God and the Self in Hegel: Beyond Subjectivism is a 2017 book by Paolo Diego Bubbio, in which the author argues that "Hegel’s conception of God and the self holds the key to overcoming subjectivism in both philosophy of religion and metaphysics".

==Content==
In this book, Bubbio endorses a “qualified revisionist interpretation” of Hegel.

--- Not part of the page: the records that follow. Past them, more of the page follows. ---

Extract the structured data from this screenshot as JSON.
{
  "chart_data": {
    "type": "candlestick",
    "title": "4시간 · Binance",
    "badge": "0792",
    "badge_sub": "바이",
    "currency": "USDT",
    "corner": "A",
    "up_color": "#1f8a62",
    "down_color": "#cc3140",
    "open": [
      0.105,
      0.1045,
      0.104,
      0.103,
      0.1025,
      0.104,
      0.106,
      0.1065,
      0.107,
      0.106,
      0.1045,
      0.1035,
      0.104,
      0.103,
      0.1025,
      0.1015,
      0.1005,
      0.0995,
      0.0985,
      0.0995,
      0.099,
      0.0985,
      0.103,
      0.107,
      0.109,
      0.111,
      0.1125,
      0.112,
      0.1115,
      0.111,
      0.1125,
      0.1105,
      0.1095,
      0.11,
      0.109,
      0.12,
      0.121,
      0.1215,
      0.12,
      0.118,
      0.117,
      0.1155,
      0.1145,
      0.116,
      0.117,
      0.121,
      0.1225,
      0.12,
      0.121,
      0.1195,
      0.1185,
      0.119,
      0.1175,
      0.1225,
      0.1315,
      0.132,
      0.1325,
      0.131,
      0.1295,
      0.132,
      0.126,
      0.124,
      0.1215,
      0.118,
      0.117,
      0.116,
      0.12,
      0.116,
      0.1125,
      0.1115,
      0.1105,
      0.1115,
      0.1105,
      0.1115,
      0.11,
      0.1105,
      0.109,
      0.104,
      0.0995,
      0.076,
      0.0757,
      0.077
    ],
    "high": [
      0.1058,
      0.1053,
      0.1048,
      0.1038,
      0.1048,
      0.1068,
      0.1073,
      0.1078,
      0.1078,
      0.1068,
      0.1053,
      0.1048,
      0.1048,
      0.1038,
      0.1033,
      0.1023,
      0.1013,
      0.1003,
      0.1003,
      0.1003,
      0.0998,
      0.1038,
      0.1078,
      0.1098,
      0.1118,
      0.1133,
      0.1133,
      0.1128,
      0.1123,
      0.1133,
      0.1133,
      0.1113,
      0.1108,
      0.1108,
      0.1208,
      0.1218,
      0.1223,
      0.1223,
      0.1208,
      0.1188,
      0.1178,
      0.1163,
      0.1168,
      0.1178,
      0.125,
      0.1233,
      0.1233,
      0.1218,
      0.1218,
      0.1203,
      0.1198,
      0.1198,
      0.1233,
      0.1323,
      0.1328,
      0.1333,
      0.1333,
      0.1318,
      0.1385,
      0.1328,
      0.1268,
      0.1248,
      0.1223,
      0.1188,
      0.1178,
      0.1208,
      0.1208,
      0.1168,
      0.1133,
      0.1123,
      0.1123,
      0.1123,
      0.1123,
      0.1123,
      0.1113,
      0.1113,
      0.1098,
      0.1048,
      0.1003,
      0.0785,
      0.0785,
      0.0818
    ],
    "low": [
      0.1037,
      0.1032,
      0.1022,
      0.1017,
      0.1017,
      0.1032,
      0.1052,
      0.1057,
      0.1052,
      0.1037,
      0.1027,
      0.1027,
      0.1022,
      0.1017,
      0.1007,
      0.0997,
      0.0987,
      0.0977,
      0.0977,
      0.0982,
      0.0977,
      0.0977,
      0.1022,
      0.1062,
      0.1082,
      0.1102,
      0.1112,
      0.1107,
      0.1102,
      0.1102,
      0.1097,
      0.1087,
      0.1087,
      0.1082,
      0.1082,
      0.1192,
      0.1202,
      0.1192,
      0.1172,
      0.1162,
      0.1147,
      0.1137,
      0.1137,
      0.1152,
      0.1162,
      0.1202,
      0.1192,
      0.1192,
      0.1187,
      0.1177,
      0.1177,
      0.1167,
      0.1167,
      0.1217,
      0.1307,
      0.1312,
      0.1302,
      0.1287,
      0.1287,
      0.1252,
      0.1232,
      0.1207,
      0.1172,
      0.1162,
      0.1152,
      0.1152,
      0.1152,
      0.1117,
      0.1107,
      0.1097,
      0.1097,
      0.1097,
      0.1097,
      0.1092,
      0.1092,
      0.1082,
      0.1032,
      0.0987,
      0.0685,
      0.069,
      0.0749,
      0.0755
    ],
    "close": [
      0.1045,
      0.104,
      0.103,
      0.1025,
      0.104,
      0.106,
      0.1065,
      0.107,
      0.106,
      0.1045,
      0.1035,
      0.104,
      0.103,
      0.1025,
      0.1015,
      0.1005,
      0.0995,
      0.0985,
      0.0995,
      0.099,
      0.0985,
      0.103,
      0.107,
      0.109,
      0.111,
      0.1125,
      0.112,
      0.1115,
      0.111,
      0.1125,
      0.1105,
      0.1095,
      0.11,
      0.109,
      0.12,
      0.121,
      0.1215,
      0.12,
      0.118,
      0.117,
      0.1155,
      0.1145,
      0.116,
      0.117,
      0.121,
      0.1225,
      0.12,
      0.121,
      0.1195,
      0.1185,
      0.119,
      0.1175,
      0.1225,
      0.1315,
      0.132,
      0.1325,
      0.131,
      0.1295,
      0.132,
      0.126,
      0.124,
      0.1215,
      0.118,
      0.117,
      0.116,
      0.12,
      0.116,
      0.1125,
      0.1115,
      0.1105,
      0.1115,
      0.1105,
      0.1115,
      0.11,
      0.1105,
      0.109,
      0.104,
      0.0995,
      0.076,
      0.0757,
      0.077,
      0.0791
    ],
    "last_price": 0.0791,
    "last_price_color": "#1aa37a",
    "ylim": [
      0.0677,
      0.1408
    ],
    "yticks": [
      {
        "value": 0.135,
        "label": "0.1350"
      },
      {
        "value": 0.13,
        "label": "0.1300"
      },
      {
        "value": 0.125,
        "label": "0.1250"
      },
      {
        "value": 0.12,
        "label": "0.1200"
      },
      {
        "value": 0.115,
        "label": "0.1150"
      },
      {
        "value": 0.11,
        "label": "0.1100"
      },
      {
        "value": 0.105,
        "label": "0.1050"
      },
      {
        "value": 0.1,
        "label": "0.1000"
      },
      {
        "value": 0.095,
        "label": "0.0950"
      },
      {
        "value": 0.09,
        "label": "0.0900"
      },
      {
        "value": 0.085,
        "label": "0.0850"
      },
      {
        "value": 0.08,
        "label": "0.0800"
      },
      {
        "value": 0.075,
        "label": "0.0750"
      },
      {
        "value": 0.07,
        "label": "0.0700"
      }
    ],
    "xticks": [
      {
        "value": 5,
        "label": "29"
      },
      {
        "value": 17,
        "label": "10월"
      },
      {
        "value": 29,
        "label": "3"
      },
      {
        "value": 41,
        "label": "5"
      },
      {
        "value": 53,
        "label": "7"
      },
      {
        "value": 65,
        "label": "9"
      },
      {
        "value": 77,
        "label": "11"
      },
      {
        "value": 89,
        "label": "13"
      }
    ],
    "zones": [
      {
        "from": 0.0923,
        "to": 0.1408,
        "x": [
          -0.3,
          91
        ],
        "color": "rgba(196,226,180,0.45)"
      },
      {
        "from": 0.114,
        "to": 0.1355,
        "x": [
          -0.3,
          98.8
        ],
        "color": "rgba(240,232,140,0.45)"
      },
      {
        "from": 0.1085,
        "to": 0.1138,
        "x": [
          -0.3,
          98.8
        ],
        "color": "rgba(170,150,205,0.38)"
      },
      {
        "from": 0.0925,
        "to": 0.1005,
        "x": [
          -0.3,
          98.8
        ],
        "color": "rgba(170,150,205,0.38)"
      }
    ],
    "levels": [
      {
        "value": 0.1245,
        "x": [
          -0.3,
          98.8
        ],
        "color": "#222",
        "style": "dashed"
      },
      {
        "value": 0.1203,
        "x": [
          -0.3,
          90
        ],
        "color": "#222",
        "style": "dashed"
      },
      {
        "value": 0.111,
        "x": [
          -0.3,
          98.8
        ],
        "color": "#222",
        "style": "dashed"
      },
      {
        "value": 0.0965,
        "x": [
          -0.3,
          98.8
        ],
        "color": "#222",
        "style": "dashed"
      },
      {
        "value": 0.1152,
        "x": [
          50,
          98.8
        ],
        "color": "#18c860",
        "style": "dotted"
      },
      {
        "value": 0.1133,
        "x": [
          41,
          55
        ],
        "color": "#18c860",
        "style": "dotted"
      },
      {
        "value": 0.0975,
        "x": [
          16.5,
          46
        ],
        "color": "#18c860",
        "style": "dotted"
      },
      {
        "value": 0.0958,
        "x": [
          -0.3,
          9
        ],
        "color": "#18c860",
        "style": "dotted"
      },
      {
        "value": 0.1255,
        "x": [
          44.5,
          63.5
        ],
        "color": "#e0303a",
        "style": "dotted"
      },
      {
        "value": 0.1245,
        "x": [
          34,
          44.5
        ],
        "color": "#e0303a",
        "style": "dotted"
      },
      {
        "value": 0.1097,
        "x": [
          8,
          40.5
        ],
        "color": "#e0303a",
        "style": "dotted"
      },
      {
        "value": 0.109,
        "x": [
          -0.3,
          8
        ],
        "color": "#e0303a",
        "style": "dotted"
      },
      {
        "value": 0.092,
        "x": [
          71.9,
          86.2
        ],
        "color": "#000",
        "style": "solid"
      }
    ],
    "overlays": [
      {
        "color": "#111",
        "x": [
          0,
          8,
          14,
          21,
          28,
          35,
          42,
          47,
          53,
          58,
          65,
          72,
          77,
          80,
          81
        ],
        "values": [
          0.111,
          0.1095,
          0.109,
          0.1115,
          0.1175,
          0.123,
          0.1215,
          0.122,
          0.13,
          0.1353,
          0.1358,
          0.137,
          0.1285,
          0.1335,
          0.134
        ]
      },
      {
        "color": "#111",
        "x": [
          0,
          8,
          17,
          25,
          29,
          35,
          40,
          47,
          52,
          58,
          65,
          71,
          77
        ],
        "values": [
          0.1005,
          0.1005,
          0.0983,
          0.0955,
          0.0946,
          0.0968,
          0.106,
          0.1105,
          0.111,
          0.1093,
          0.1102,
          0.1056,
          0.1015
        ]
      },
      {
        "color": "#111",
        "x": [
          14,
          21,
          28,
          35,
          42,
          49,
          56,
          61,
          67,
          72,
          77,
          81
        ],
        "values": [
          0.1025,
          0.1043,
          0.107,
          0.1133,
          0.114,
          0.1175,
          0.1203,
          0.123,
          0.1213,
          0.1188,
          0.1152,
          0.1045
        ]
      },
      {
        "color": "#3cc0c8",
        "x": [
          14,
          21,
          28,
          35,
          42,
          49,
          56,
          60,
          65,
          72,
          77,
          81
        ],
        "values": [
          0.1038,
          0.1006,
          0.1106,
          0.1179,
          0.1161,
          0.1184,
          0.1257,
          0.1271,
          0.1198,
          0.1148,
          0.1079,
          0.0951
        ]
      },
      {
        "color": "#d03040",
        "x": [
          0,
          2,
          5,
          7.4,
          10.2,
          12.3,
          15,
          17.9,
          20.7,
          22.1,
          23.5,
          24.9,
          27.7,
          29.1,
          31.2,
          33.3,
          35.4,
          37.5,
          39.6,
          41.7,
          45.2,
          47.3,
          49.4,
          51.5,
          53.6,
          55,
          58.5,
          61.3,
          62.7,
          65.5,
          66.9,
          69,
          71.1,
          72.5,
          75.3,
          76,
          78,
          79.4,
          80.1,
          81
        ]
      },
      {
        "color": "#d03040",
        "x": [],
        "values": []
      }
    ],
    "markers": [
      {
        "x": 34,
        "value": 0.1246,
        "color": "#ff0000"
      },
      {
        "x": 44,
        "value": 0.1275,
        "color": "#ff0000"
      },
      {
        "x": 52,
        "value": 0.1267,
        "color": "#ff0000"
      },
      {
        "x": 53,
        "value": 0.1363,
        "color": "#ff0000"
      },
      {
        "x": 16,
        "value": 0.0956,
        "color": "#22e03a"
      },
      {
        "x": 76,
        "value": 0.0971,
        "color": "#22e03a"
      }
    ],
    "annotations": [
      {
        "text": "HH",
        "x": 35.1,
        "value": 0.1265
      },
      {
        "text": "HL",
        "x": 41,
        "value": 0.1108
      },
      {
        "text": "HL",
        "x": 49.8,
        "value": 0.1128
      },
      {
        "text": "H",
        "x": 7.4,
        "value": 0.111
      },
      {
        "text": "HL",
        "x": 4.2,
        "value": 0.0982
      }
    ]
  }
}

The term “qualified revisionist” was coined by Paul Redding to refer to Beatrice Longuenesse’s tenets that Hegel’s metaphysics is “an investigation of the universal determinations of thought at work in any attempt to think what is” and that “metaphysics after Kant is a science of being as being thought”. Bubbio, however, introduces a further qualification: an interpretation of the objective reality that Hegel wants for metaphysical objects (including religious ideas, such as the idea of God) as mediated objectivity, to refer to “an objectivity that does not reflect the reality of an object distinct from and opposed to human consciousness, but an objectivity that takes into account the contribution of our self-conscious mind for the establishment of the content of that metaphysical object and thus reflects the relational unity between subject and object”. The same idea is expressed by Bubbio's iconic phrase that “our gaze is always already part of reality, and reality is such because it includes our gaze”. Translated on a religious level, Bubbio advocates for a figural interpretation of religious notions in Hegel's philosophy and he argues that, in Hegel's view, “subjectivism can be avoided, and content can be restored to religion, only to the extent that God is understood in God’s relation to human beings and human beings are understood in their relation to God”. This explains, according to Bubbio, why for Hegel self-knowledge and knowledge of God are mutually dependent – because this knowledge “is possible only in the context of an epistemological openness (perspectivism) and practical openness (recognition)”. Bubbio takes this to be “Hegel’s fundamental speculative intuition”. Hegel is therefore seen as providing an answer to the challenge of how to conceive the mind-world relation without setting mind over and against the world and as a way of overcoming subjectivism in both philosophy and religion. Also, in this way Bubbio connects his work on Hegel with his previous work on sacrifice, considered both in its epistemological and practical implications.

==Reception==
God and the Self in Hegel received significant attention in the field of Hegel scholarship, re-igniting a debate about the status of the idea of God in Hegel's philosophy. Some scholars welcomed Bubbio's move enthusiastically: Cyril O’Regan wrote that “God and the Self in Hegel makes essential contributions to the understanding of Hegel’s philosophical thought” covering topics such as Hegel's famous ‘death of God’ trope “extraordinarily well”, and Philip T. Grier called it “an impressive and also challenging examination of Hegel’s philosophy of religion”. Other scholars, while acknowledging the value of Bubbio's reconstruction, were more critical about its outcome, precisely insofar as it advocates for the centrality of the idea of God in Hegel's philosophy.